High-intensity interval training is enormously popular in the fitness industry this year. HIIT workouts typically include short bursts (6 seconds to 4 minutes) of intense exercise (≥ 90% maximal aerobic capacity) alternating with relief breaks of varying lengths (Kessler, Sisson & Short 2012; Boutcher 2011).
The workouts include a limitless variety of exercises, including
- body weight movements;
- power lifting;
- playground activities, such as sled pushes and pulls;
- multiple-mode training, on equipment such as cycle ergometers, treadmills and ellipticals; and
- heavy rope drills.
Lots of fitness professionals are advocating HIIT as a time-efficient way to improve health, fitness and performance. What does that mean for you?
- improved cardiovascular capacity at any level of exercise intensity.
- HIIT training may be a catalyst for improving fat loss.
- HIIT improves HDL cholesterol after a minimum of 8 weeks of training.
- Insulin sensitivity can improve by 23%–58% over the course of 2–16 weeks of HIIT.
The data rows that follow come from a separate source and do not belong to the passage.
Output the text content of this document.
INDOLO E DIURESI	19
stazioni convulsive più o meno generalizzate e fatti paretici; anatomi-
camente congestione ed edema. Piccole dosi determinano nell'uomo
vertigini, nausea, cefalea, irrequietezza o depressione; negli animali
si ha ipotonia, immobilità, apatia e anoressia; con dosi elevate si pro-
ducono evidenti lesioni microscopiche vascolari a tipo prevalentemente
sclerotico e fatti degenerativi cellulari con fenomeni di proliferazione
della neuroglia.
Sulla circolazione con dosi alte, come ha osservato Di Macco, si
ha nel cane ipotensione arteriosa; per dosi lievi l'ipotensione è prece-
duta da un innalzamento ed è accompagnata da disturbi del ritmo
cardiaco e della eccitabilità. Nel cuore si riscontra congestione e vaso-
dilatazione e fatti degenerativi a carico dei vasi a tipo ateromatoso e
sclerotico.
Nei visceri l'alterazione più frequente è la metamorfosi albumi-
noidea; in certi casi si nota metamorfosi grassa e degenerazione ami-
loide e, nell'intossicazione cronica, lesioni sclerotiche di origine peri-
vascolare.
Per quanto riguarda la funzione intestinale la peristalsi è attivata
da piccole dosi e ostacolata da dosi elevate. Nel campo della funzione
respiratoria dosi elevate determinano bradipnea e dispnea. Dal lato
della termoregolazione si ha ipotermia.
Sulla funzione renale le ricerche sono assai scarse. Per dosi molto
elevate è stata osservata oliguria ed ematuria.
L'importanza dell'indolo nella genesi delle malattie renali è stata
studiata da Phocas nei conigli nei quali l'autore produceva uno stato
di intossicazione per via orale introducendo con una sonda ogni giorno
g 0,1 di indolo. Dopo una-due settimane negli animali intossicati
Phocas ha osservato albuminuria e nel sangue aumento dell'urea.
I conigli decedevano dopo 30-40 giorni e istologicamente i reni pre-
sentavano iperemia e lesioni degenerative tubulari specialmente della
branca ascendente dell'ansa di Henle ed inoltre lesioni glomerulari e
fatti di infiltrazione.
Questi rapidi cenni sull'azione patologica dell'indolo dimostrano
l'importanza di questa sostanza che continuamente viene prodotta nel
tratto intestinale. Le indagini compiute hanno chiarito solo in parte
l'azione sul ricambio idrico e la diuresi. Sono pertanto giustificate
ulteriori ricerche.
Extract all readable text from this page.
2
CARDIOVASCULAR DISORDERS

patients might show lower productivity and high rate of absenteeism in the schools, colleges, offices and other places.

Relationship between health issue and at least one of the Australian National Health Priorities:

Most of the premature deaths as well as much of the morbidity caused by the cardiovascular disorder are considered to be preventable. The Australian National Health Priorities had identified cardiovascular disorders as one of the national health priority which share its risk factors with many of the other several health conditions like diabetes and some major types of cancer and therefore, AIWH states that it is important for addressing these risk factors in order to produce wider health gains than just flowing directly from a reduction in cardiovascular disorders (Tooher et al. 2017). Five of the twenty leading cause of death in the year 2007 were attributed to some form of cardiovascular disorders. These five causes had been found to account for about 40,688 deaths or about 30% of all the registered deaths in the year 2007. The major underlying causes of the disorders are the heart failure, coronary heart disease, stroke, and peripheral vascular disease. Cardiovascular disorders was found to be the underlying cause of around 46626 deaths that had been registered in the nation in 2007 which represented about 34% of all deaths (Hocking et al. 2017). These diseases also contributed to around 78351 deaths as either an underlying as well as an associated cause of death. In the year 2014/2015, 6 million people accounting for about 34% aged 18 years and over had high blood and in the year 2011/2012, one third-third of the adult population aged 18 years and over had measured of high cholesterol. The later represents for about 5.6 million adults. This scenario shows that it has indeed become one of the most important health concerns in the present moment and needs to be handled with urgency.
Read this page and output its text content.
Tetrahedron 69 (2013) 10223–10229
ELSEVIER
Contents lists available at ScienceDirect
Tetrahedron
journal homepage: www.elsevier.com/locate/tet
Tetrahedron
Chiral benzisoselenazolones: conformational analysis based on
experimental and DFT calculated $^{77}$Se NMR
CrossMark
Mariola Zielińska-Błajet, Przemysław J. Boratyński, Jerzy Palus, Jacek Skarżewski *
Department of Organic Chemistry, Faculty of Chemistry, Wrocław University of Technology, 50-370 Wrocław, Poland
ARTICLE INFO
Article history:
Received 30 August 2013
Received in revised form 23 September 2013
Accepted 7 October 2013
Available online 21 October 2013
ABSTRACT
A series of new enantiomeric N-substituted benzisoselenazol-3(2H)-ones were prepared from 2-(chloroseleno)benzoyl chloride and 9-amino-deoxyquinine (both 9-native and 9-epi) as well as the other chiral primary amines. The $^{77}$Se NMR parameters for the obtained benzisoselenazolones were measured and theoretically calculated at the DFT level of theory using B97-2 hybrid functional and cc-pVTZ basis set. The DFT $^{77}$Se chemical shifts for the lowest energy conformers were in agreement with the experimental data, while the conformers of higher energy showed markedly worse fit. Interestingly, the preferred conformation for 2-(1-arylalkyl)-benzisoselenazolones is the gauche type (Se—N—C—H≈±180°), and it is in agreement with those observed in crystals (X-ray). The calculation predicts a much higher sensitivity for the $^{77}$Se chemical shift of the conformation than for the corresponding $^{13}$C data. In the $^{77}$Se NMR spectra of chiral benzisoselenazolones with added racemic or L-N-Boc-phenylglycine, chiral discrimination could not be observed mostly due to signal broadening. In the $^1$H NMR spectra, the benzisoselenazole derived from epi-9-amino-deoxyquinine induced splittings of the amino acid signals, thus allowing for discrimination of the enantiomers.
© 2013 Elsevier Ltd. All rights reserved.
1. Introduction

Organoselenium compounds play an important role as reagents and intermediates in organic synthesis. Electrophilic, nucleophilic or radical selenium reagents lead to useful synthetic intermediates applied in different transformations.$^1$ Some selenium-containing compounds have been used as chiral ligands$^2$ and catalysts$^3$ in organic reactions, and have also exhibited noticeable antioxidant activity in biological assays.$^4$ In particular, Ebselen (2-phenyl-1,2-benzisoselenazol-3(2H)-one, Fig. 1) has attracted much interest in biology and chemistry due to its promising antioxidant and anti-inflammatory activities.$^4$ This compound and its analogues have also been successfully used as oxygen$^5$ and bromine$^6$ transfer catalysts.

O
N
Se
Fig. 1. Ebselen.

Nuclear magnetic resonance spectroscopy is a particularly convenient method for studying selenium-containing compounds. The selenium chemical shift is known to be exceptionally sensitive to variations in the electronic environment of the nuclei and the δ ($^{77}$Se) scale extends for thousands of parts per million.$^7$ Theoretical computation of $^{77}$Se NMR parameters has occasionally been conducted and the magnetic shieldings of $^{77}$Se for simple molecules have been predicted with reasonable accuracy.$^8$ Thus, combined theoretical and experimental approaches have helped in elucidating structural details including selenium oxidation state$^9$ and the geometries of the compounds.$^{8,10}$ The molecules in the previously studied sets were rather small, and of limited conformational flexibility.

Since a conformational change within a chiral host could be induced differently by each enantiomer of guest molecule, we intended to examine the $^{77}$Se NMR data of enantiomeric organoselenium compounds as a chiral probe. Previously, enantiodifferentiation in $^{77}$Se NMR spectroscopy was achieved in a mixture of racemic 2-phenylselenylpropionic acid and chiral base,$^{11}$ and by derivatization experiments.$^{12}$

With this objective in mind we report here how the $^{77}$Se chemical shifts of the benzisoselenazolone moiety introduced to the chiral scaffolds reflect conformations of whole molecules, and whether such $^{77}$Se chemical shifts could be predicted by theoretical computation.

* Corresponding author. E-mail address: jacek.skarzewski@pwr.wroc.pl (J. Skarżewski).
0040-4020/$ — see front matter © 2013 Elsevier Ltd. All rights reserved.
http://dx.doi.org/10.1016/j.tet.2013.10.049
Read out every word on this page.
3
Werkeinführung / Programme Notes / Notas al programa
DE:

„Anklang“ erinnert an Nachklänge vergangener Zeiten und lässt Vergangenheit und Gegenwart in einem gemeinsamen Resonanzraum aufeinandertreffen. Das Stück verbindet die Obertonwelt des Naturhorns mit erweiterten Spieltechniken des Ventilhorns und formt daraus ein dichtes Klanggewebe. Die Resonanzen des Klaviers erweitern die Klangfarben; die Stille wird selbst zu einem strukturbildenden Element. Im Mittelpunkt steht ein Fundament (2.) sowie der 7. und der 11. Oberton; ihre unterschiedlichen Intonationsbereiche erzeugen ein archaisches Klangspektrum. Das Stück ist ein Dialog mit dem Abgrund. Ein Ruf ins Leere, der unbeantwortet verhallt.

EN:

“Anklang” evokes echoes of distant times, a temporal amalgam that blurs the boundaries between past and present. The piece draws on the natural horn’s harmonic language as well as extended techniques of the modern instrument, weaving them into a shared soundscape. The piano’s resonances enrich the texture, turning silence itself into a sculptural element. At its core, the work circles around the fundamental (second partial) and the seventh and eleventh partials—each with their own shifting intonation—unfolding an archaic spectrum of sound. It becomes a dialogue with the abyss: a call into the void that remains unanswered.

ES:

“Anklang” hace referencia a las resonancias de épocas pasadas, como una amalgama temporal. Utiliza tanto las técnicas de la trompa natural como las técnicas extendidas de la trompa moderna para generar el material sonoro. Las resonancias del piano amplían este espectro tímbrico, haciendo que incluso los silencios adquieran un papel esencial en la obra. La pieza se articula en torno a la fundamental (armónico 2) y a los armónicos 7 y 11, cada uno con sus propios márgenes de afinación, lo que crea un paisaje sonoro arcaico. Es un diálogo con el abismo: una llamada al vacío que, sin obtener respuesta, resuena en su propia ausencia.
Here is a simple workout you can do anywhere:
- Squats body weight (full range)
- squat jump (cardio)
- plank (progression: bring knees in and out)
- jumping jack (cardio)
- alternating rear lunge body weight (full range)
- scissor jumps (cardio)
- burpee (cardio)
- crunch or sit-up
- mountain climber (cardio)
Do each exercise for 1 min. with a 15 second rest. Do as many rounds as you can. Working on increasing the number of rounds each time you do this workout.